Similarly, China’s market economy has not grown increasingly privatized. Instead, the government has maintained control of the most important state-owned enterprises and private enterprise serves state priorities. In the realm of politics, democratic experimentation is confined to the local level, permitted only insofar as it strengthens CCP rule.
So was the reform era yet another aberration in China’s history, not unlike the Republican period?

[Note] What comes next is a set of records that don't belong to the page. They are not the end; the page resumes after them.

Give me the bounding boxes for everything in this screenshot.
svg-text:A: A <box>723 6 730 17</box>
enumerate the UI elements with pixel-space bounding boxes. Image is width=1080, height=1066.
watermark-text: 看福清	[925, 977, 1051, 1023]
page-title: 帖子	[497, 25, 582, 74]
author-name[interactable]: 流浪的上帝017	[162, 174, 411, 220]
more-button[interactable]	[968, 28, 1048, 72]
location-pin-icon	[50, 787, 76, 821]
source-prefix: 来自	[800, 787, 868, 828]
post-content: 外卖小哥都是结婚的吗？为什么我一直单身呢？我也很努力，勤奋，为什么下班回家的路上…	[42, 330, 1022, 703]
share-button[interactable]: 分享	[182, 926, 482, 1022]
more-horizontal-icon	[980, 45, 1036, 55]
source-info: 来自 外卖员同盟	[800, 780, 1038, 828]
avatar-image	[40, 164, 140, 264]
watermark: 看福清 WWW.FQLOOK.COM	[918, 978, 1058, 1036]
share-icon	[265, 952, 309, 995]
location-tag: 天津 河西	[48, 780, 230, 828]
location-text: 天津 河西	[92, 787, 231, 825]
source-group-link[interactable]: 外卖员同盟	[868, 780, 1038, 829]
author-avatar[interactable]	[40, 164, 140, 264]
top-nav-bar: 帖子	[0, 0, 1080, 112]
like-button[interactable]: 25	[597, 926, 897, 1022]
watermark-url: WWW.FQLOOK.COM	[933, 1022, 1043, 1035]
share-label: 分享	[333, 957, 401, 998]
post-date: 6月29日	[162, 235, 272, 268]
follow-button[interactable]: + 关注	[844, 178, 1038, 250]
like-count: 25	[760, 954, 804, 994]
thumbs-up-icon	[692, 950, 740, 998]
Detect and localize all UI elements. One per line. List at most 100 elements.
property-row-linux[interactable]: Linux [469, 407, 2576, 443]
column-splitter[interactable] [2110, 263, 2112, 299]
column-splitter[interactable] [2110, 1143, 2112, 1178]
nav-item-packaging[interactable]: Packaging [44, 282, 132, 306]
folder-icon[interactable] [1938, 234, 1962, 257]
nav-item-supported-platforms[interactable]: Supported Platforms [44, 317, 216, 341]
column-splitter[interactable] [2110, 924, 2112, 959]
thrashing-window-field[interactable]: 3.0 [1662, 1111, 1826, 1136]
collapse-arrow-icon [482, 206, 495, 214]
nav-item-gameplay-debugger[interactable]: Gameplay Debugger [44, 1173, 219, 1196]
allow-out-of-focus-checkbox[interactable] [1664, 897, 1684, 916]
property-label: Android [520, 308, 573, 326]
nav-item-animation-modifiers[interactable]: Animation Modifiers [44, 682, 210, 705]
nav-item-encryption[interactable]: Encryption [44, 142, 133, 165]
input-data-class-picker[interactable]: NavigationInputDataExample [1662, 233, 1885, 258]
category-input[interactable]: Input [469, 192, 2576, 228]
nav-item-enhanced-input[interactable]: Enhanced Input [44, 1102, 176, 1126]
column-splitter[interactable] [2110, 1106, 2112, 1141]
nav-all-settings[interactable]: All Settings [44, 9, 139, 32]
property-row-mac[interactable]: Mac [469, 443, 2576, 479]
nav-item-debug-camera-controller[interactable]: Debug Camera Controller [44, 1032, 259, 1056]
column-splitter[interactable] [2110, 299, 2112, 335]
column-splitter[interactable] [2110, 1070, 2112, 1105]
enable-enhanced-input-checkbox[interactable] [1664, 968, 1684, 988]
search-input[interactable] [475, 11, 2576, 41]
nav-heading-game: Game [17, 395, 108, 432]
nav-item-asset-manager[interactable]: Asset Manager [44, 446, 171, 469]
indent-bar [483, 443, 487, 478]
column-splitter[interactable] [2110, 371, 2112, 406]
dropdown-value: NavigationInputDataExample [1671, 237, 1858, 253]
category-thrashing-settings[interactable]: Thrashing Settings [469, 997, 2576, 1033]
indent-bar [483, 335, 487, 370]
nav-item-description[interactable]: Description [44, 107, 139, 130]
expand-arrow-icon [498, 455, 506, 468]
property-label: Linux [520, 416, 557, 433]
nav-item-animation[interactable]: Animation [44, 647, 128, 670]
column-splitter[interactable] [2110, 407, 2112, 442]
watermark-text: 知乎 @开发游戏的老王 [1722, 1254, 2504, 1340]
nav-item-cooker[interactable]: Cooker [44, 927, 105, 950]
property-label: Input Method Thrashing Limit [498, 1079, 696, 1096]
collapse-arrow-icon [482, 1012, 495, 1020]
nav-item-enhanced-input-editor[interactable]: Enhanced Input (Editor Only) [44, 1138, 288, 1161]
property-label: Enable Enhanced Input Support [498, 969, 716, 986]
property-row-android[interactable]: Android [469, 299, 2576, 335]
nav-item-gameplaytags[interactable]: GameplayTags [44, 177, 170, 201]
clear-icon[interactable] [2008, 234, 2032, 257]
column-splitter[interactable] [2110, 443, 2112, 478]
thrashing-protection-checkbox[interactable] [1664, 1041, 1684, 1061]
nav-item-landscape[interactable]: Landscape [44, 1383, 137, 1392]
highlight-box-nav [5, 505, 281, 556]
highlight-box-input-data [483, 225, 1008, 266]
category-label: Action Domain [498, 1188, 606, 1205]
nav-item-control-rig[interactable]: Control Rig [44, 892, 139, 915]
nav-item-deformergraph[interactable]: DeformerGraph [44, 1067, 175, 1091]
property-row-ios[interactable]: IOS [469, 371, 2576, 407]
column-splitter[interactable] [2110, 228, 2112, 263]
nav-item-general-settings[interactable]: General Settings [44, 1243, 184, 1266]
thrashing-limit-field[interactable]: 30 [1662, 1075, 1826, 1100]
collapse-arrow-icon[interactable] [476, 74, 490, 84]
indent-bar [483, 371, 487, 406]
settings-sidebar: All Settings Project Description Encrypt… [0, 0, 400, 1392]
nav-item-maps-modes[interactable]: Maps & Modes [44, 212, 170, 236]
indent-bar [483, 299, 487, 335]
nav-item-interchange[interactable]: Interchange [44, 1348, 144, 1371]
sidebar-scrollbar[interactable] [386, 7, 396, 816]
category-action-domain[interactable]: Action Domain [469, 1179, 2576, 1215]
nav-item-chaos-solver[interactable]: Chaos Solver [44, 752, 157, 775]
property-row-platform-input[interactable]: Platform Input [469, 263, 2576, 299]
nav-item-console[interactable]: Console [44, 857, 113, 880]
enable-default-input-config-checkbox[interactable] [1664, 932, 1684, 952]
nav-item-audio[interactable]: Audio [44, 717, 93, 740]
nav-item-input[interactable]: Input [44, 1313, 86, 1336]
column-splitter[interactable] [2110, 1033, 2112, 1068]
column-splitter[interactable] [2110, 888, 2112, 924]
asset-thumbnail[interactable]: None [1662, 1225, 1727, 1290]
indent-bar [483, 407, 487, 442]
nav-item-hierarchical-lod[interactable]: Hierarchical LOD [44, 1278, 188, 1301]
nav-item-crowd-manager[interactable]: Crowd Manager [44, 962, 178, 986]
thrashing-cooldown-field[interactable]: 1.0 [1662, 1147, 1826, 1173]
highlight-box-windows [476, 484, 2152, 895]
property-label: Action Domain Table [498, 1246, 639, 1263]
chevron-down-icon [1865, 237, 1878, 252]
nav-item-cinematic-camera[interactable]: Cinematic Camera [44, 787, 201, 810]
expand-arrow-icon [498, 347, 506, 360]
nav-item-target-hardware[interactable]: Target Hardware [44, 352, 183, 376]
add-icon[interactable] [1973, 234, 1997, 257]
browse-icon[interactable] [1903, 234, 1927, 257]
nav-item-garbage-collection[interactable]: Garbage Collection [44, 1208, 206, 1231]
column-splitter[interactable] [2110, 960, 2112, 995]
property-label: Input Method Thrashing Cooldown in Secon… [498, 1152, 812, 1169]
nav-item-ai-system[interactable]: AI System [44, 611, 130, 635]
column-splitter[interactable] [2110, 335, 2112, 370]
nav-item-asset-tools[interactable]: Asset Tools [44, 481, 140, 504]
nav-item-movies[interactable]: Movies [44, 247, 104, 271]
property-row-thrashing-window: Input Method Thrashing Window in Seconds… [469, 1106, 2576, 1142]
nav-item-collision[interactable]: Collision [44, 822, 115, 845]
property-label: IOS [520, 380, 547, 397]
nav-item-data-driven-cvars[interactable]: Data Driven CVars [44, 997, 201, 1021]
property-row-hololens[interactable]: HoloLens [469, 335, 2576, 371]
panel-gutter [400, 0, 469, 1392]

One way to approach this question is to imagine modern Chinese history as resembling the double-helix structure of DNA, comprising a strand of openness and one of authoritarianism.
For example, many think of the reform era, especially the 1980s, as a time of pluralistic political discourse and an increasingly vibrant civil society, but it was also defined by adherence to Deng’s “four cardinal principles”: the socialist road; the people’s democratic dictatorship; the leadership of the CCP; and Marxism, Leninism and Mao Zedong Thought.
Just as Deng presided over China’s reform and opening up, he presided over the Tiananmen Square massacre. Similarly, the Republican era had new universities and professions — including lawyers — but it also had Chiang’s “White Terror” and the conservative “New Life” movement.
In short, even when the Chinese tapestry featured a reformist weft, it was always woven into an authoritarian warp. In Xi’s “New Era,” it is the authoritarian strand that is dominant. History will tell whether a recessive strand of openness might persist.
Denise Ho is a professor of history at Yale University.